Estava eu pensando em voltar à epopeia dos autores do Nobel – dos quais eu já devo ter lido uns 15 se tanto – quando cheguei na biblioteca, de onde acabei com o livro do Falkner errado. Ok, antes que pensem que eu sou mais retardada do que eu já muito aparento, preciso dizer que a culpa foi do randômico, claro, eu fui no Mundo da leitura justo no dia da gravação do programa da UPFTV e a menina da biblioteca foi tão solicita em procura rapidinho o livro pra mim – que eu não lembrava o nome e como eu tinha dito só o sobrenome não podia culpa-la pelo engano e ia ser meio que paunocuzagem sair de lá sem ele. Com que então esses fatores me levaram ao livro de J. Meade Falkner no lugar de William Falkner.
Mas nunca troque um inglês por um americano por mais famoso que ele seja – e aqui é uma frase super parcial e cheia de preconceitos, fuck it. Enfim, pretendo ler o outro Falkner para dar uma opinião mais “imparcial” (aplausos acadêmicos pela ironia). O que eu queria dizer é que ontem eu acabei o livro do Falkner errado às quatro e trinta e cinco da manha, com os olhos mareados de lágrimas (menos de sono do que eu gostaria que fossem, mas né, uma vez emo...) O livro que conta a história do tesouro e da maldição do tesouro do Barba Negra e, como a maioria dos livros de aventura – e decerto por isso eles são tão desvalorizados pela crítica e tão aclamados pelo público – prende a pessoa na sucessão de fatos que levam o mocinho John Trenchard, no começo da história um menino e no final, um homem e seu grande amigo Elzevir aos lugares mais estranhos, belos, assustadores, você os encontra subindo a encosta mais íngreme fugindo da polícia quando quase são pegos pelo contrabando de bebidas, você os ve saindo de um castelo numa terra distante com um diamante na mão e uma morte nas costas – da qual não tinham culpa, mas quem acredita nos forasteiros? E você finalmente, os vê arruinados pelo diamante amaldiçoado do Barba Negra. Mas a história não se trata apenas de aventura, não é apenas o trabalho da mente a ler descrições intermináveis, primeiro de cenários que se sucedem na transitoriedade da vida nômade de nossos amigos e depois na sucessão de dificuldades, lutas, planos que eles se emprenham por e do qual apenas um sairá vivo (de onde os olhos marearam de lágrimas, como quase sempre acontece nas histórias de mar, vulgo Os trabalhadores do mar de Victor do Hugo no qual eu, real e literalmente, chorei litros) o livro também é rico nas emoções que descreve, na juventude que trás de volta.

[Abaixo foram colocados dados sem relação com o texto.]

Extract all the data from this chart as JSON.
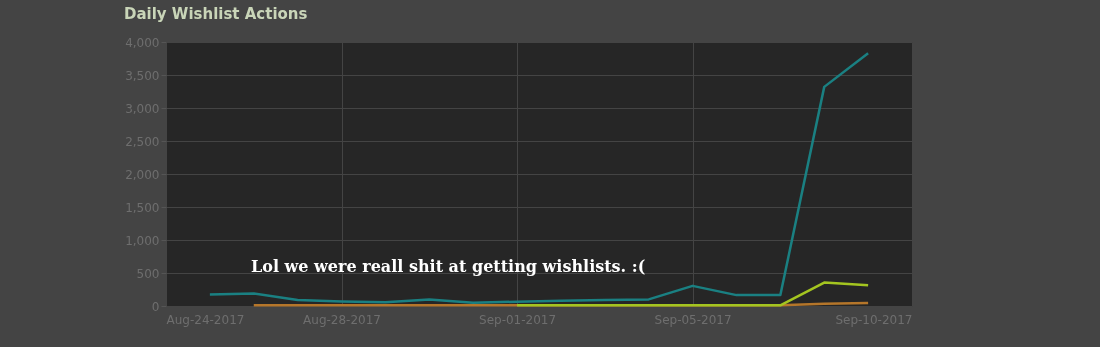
{
  "chart_data": {
    "type": "line",
    "title": "Daily Wishlist Actions",
    "annotations": [
      "Lol we were reall shit at getting wishlists. :("
    ],
    "x": [
      "2017-08-25",
      "2017-08-26",
      "2017-08-27",
      "2017-08-28",
      "2017-08-29",
      "2017-08-30",
      "2017-08-31",
      "2017-09-01",
      "2017-09-02",
      "2017-09-03",
      "2017-09-04",
      "2017-09-05",
      "2017-09-06",
      "2017-09-07",
      "2017-09-08",
      "2017-09-09"
    ],
    "series": [
      {
        "color": "#b5762a",
        "values": [
          null,
          10,
          10,
          10,
          10,
          10,
          10,
          10,
          10,
          10,
          10,
          10,
          10,
          10,
          35,
          45
        ]
      },
      {
        "color": "#a4c520",
        "values": [
          null,
          null,
          null,
          null,
          null,
          null,
          null,
          10,
          10,
          10,
          10,
          10,
          10,
          10,
          355,
          315
        ]
      },
      {
        "color": "#1a8082",
        "values": [
          175,
          190,
          90,
          70,
          55,
          100,
          50,
          65,
          80,
          90,
          100,
          305,
          165,
          165,
          3320,
          3830
        ]
      }
    ],
    "xlim": [
      "2017-08-24",
      "2017-09-10"
    ],
    "xticks": [
      {
        "value": "2017-08-24",
        "label": "Aug-24-2017"
      },
      {
        "value": "2017-08-28",
        "label": "Aug-28-2017"
      },
      {
        "value": "2017-09-01",
        "label": "Sep-01-2017"
      },
      {
        "value": "2017-09-05",
        "label": "Sep-05-2017"
      },
      {
        "value": "2017-09-10",
        "label": "Sep-10-2017"
      }
    ],
    "ylim": [
      0,
      4000
    ],
    "yticks": [
      {
        "value": 0,
        "label": "0"
      },
      {
        "value": 500,
        "label": "500"
      },
      {
        "value": 1000,
        "label": "1,000"
      },
      {
        "value": 1500,
        "label": "1,500"
      },
      {
        "value": 2000,
        "label": "2,000"
      },
      {
        "value": 2500,
        "label": "2,500"
      },
      {
        "value": 3000,
        "label": "3,000"
      },
      {
        "value": 3500,
        "label": "3,500"
      },
      {
        "value": 4000,
        "label": "4,000"
      }
    ],
    "grid": true
  }
}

E uma história dessas só podia se passar mesmo na Inglaterra, onde mais existem cenários tão lindamente tristes e pessoas tão ricas cultural e historicamente? Como o costume de usar na cera da vela um alfinete de ônix à altura de três centímetros – que quando esse caísse estava acabado o tempo do leilão do terreno, hábito que já morreu há tanto tempo assim como os que eu lia em Dickens como o hábito de dar um beijo em alguém embaixo da folha de azevinho na noite de Natal e milhares de outras coisas que a memória já levou de mim – provavelmente por ser muito usada com coisas irrelevantes, mas vive-se assim, mesmo.

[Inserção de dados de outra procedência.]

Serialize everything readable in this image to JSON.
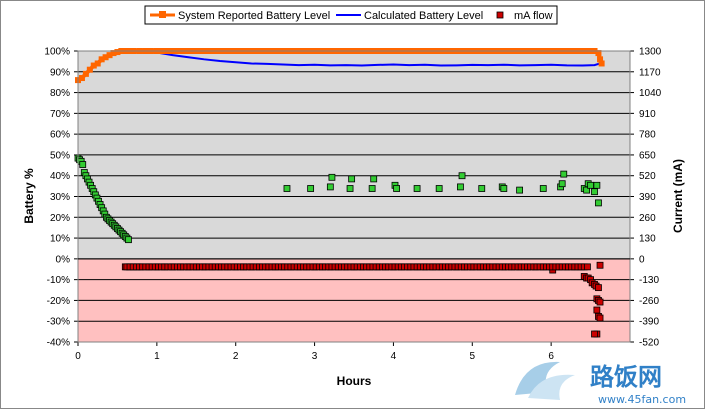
{
  "chart_data": {
    "type": "line",
    "title": "",
    "xlabel": "Hours",
    "ylabel": "Battery %",
    "y2label": "Current (mA)",
    "xlim": [
      0,
      7
    ],
    "ylim": [
      -40,
      100
    ],
    "y2lim": [
      -520,
      1300
    ],
    "x_ticks": [
      0,
      1,
      2,
      3,
      4,
      5,
      6
    ],
    "y_ticks": [
      -40,
      -30,
      -20,
      -10,
      0,
      10,
      20,
      30,
      40,
      50,
      60,
      70,
      80,
      90,
      100
    ],
    "y_tick_labels": [
      "-40%",
      "-30%",
      "-20%",
      "-10%",
      "0%",
      "10%",
      "20%",
      "30%",
      "40%",
      "50%",
      "60%",
      "70%",
      "80%",
      "90%",
      "100%"
    ],
    "y2_ticks": [
      -520,
      -390,
      -260,
      -130,
      0,
      130,
      260,
      390,
      520,
      650,
      780,
      910,
      1040,
      1170,
      1300
    ],
    "grid": true,
    "legend": "top",
    "colors": {
      "system": "#ff6600",
      "calculated": "#0000ff",
      "mA_positive": "#33cc33",
      "mA_negative": "#cc0000",
      "plot_bg_positive": "#d9d9d9",
      "plot_bg_negative": "#ffc0c0"
    },
    "series": [
      {
        "name": "System Reported Battery Level",
        "axis": "left",
        "style": "line-square-markers",
        "x": [
          0,
          0.05,
          0.1,
          0.15,
          0.2,
          0.25,
          0.3,
          0.35,
          0.4,
          0.45,
          0.5,
          0.55,
          0.6,
          0.65,
          0.7,
          0.85,
          1,
          1.5,
          2,
          2.5,
          3,
          3.5,
          4,
          4.5,
          5,
          5.5,
          6,
          6.3,
          6.5,
          6.55,
          6.6,
          6.62,
          6.64
        ],
        "y": [
          86,
          87,
          89,
          91,
          93,
          94,
          96,
          97,
          98,
          99,
          99.5,
          100,
          100,
          100,
          100,
          100,
          100,
          100,
          100,
          100,
          100,
          100,
          100,
          100,
          100,
          100,
          100,
          100,
          100,
          100,
          99,
          96,
          94
        ]
      },
      {
        "name": "Calculated Battery Level",
        "axis": "left",
        "style": "line",
        "x": [
          0.85,
          1.0,
          1.2,
          1.4,
          1.6,
          1.8,
          2.0,
          2.2,
          2.4,
          2.6,
          2.8,
          3.0,
          3.2,
          3.4,
          3.6,
          3.8,
          4.0,
          4.2,
          4.4,
          4.6,
          4.8,
          5.0,
          5.2,
          5.4,
          5.6,
          5.8,
          6.0,
          6.2,
          6.4,
          6.55,
          6.62
        ],
        "y": [
          100,
          99.3,
          98,
          97,
          96,
          95.2,
          94.6,
          94,
          93.8,
          93.5,
          93.2,
          93.4,
          93.1,
          93.2,
          93,
          93.3,
          93.5,
          93.2,
          93.4,
          93,
          93.1,
          93.3,
          93.2,
          93.4,
          93.1,
          93.2,
          93.4,
          93.1,
          93,
          93.2,
          94
        ]
      },
      {
        "name": "mA flow",
        "axis": "right",
        "style": "markers",
        "x": [
          0,
          0.02,
          0.04,
          0.06,
          0.08,
          0.1,
          0.12,
          0.14,
          0.16,
          0.18,
          0.2,
          0.22,
          0.24,
          0.26,
          0.28,
          0.3,
          0.32,
          0.34,
          0.36,
          0.38,
          0.4,
          0.42,
          0.44,
          0.46,
          0.48,
          0.5,
          0.52,
          0.54,
          0.56,
          0.58,
          0.6,
          0.62,
          0.64,
          2.65,
          2.95,
          3.2,
          3.22,
          3.45,
          3.47,
          3.73,
          3.75,
          4.02,
          4.04,
          4.3,
          4.58,
          4.85,
          4.87,
          5.12,
          5.38,
          5.4,
          5.6,
          5.9,
          6.12,
          6.14,
          6.16,
          6.42,
          6.45,
          6.47,
          6.5,
          6.55,
          6.58,
          6.6,
          0.6,
          0.65,
          0.7,
          0.75,
          0.8,
          0.9,
          1.0,
          1.1,
          1.2,
          1.3,
          1.4,
          1.5,
          1.6,
          1.7,
          1.8,
          1.9,
          2.0,
          2.1,
          2.2,
          2.3,
          2.4,
          2.5,
          2.6,
          2.7,
          2.8,
          2.9,
          3.0,
          3.1,
          3.2,
          3.3,
          3.4,
          3.5,
          3.6,
          3.7,
          3.8,
          3.9,
          4.0,
          4.1,
          4.2,
          4.3,
          4.4,
          4.5,
          4.6,
          4.7,
          4.8,
          4.9,
          5.0,
          5.1,
          5.2,
          5.3,
          5.4,
          5.5,
          5.6,
          5.7,
          5.8,
          5.9,
          6.0,
          6.02,
          6.1,
          6.2,
          6.3,
          6.38,
          6.42,
          6.45,
          6.47,
          6.5,
          6.52,
          6.55,
          6.57,
          6.6,
          6.58,
          6.6,
          6.62,
          6.58,
          6.6,
          6.62,
          6.58,
          6.55,
          6.62
        ],
        "y": [
          630,
          620,
          610,
          590,
          540,
          520,
          500,
          480,
          460,
          440,
          420,
          400,
          380,
          360,
          340,
          320,
          300,
          280,
          260,
          250,
          240,
          230,
          220,
          210,
          200,
          190,
          180,
          170,
          160,
          150,
          140,
          130,
          120,
          440,
          440,
          450,
          510,
          440,
          500,
          440,
          500,
          460,
          440,
          440,
          440,
          450,
          520,
          440,
          450,
          440,
          430,
          440,
          450,
          470,
          530,
          440,
          430,
          470,
          460,
          420,
          460,
          350,
          -50,
          -50,
          -50,
          -50,
          -50,
          -50,
          -50,
          -50,
          -50,
          -50,
          -50,
          -50,
          -50,
          -50,
          -50,
          -50,
          -50,
          -50,
          -50,
          -50,
          -50,
          -50,
          -50,
          -50,
          -50,
          -50,
          -50,
          -50,
          -50,
          -50,
          -50,
          -50,
          -50,
          -50,
          -50,
          -50,
          -50,
          -50,
          -50,
          -50,
          -50,
          -50,
          -50,
          -50,
          -50,
          -50,
          -50,
          -50,
          -50,
          -50,
          -50,
          -50,
          -50,
          -50,
          -50,
          -50,
          -50,
          -70,
          -50,
          -50,
          -50,
          -50,
          -110,
          -120,
          -120,
          -130,
          -150,
          -160,
          -170,
          -180,
          -250,
          -260,
          -270,
          -320,
          -360,
          -370,
          -470,
          -470,
          -40
        ]
      }
    ]
  },
  "legend": {
    "items": [
      {
        "label": "System Reported Battery Level"
      },
      {
        "label": "Calculated Battery Level"
      },
      {
        "label": "mA flow"
      }
    ]
  },
  "watermark": {
    "brand": "路饭网",
    "url": "www.45fan.com"
  }
}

Enfim, creiam que não vale a pena trocar um inglês por um (ou cinco americanos, a não ser talvez, mas agora eu não consigo pensar em nenhum, como generalidades não são legais e transmitem uma opinião genérica e opinião nem sequer conhecimento é, devo dizer que existem ingleses medíocres, assim como americanos brilhantes, mas é a exceção, não a regra).